Las palabras no siempre quieren decir lo que parece que dicen. Mucho menos cuando se intenta traducirlas.
La riqueza de lenguas, como toda abundancia, suele ser fuente de problemas, malas interpretaciones o, simplemente, incomprensión mutua. Las lenguas siguen siendo, no obstante, una herencia que no se puede aceptar con beneficio de inventario. Ahí están, con sus ventajas y dificultades, con sus palabras y sus giros, con todo lo que los hablantes quieran aportarle.
Y es bueno que así sea.
Nos hace más humanos, esto es más capaces de comprendernos, prestar atención a las palabras de una lengua desconocida o, al menos, extraña.
Cuando hablamos en nuestro idioma cotidiano las palabras se atropellan para salir, se encabritan y parten al galope sin que ningún bocado pueda detenerlas. Sinónimos, antónimos, calambures y onomatopeyas enriquecen el discurso... también lo complican.
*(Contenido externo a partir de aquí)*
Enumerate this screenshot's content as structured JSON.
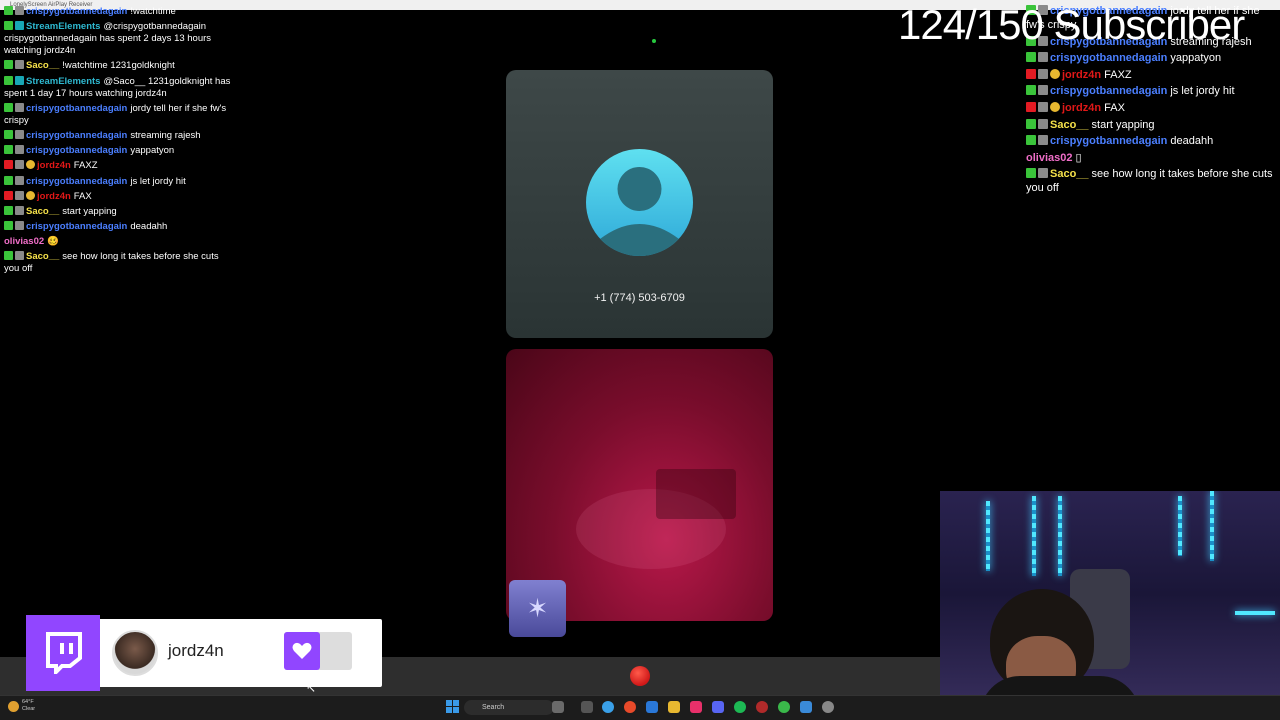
{
  "window": {
    "title": "LonelyScreen AirPlay Receiver"
  },
  "overlay": {
    "subscriber_goal": "124/150 Subscriber"
  },
  "chat_left": {
    "messages": [
      {
        "user": "crispygotbannedagain",
        "text": "!watchtime",
        "color": "#4b7fff"
      },
      {
        "user": "StreamElements",
        "text": "@crispygotbannedagain crispygotbannedagain has spent 2 days 13 hours watching jordz4n",
        "color": "#2eb8d0"
      },
      {
        "user": "Saco__",
        "text": "!watchtime 1231goldknight",
        "color": "#f5e14a"
      },
      {
        "user": "StreamElements",
        "text": "@Saco__ 1231goldknight has spent 1 day 17 hours watching jordz4n",
        "color": "#2eb8d0"
      },
      {
        "user": "crispygotbannedagain",
        "text": "jordy tell her if she fw's crispy",
        "color": "#4b7fff"
      },
      {
        "user": "crispygotbannedagain",
        "text": "streaming rajesh",
        "color": "#4b7fff"
      },
      {
        "user": "crispygotbannedagain",
        "text": "yappatyon",
        "color": "#4b7fff"
      },
      {
        "user": "jordz4n",
        "text": "FAXZ",
        "color": "#e01818"
      },
      {
        "user": "crispygotbannedagain",
        "text": "js let jordy hit",
        "color": "#4b7fff"
      },
      {
        "user": "jordz4n",
        "text": "FAX",
        "color": "#e01818"
      },
      {
        "user": "Saco__",
        "text": "start yapping",
        "color": "#f5e14a"
      },
      {
        "user": "crispygotbannedagain",
        "text": "deadahh",
        "color": "#4b7fff"
      },
      {
        "user": "olivias02",
        "text": "🥴",
        "color": "#f06ec8"
      },
      {
        "user": "Saco__",
        "text": "see how long it takes before she cuts you off",
        "color": "#f5e14a"
      }
    ]
  },
  "chat_right": {
    "messages": [
      {
        "user": "crispygotbannedagain",
        "text": "jordy tell her if she fw's crispy",
        "color": "#4b7fff"
      },
      {
        "user": "crispygotbannedagain",
        "text": "streaming rajesh",
        "color": "#4b7fff"
      },
      {
        "user": "crispygotbannedagain",
        "text": "yappatyon",
        "color": "#4b7fff"
      },
      {
        "user": "jordz4n",
        "text": "FAXZ",
        "color": "#e01818"
      },
      {
        "user": "crispygotbannedagain",
        "text": "js let jordy hit",
        "color": "#4b7fff"
      },
      {
        "user": "jordz4n",
        "text": "FAX",
        "color": "#e01818"
      },
      {
        "user": "Saco__",
        "text": "start yapping",
        "color": "#f5e14a"
      },
      {
        "user": "crispygotbannedagain",
        "text": "deadahh",
        "color": "#4b7fff"
      },
      {
        "user": "olivias02",
        "text": "▯",
        "color": "#f06ec8"
      },
      {
        "user": "Saco__",
        "text": "see how long it takes before she cuts you off",
        "color": "#f5e14a"
      }
    ]
  },
  "call": {
    "phone_number": "+1 (774) 503-6709"
  },
  "twitch_widget": {
    "streamer_name": "jordz4n",
    "logo": "twitch-icon",
    "follow": "heart-icon"
  },
  "taskbar": {
    "weather_temp": "64°F",
    "weather_desc": "Clear",
    "search_label": "Search"
  }
}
En una lengua extranjera, aún con un nivel aceptable, hay que elegir cada palabra, evitar los giros complicados, cuidarse de enmplear las expresiones adecuadas, medir las palabras, en suma.
Así, uno piensa antes de hablar, se modera, escucha más de lo que dice, presta atención al otro. Intenta comprender en lugar de convencer.
Deja de lado los artificios de la retórica, recupera la gestualidad, disfruta la novedad de la palabra recién descubierta, se frustra un poco, es cierto, pero también goza mucho más de aquello que nos hace humanos; el lenguaje.
En estos cinco días, rodeado de personas que no hablan mi lengua y cuyo idioma desconozco más allá de lo elemental he redescubierto la maravilla de las palabras, me he llamado a silencio y he tenido que guardarme los oropeles de la elocuencia. Y ha sido bueno, muy bueno; por eso
queria compartirlo con ustedes en esta mañana de año nuevo...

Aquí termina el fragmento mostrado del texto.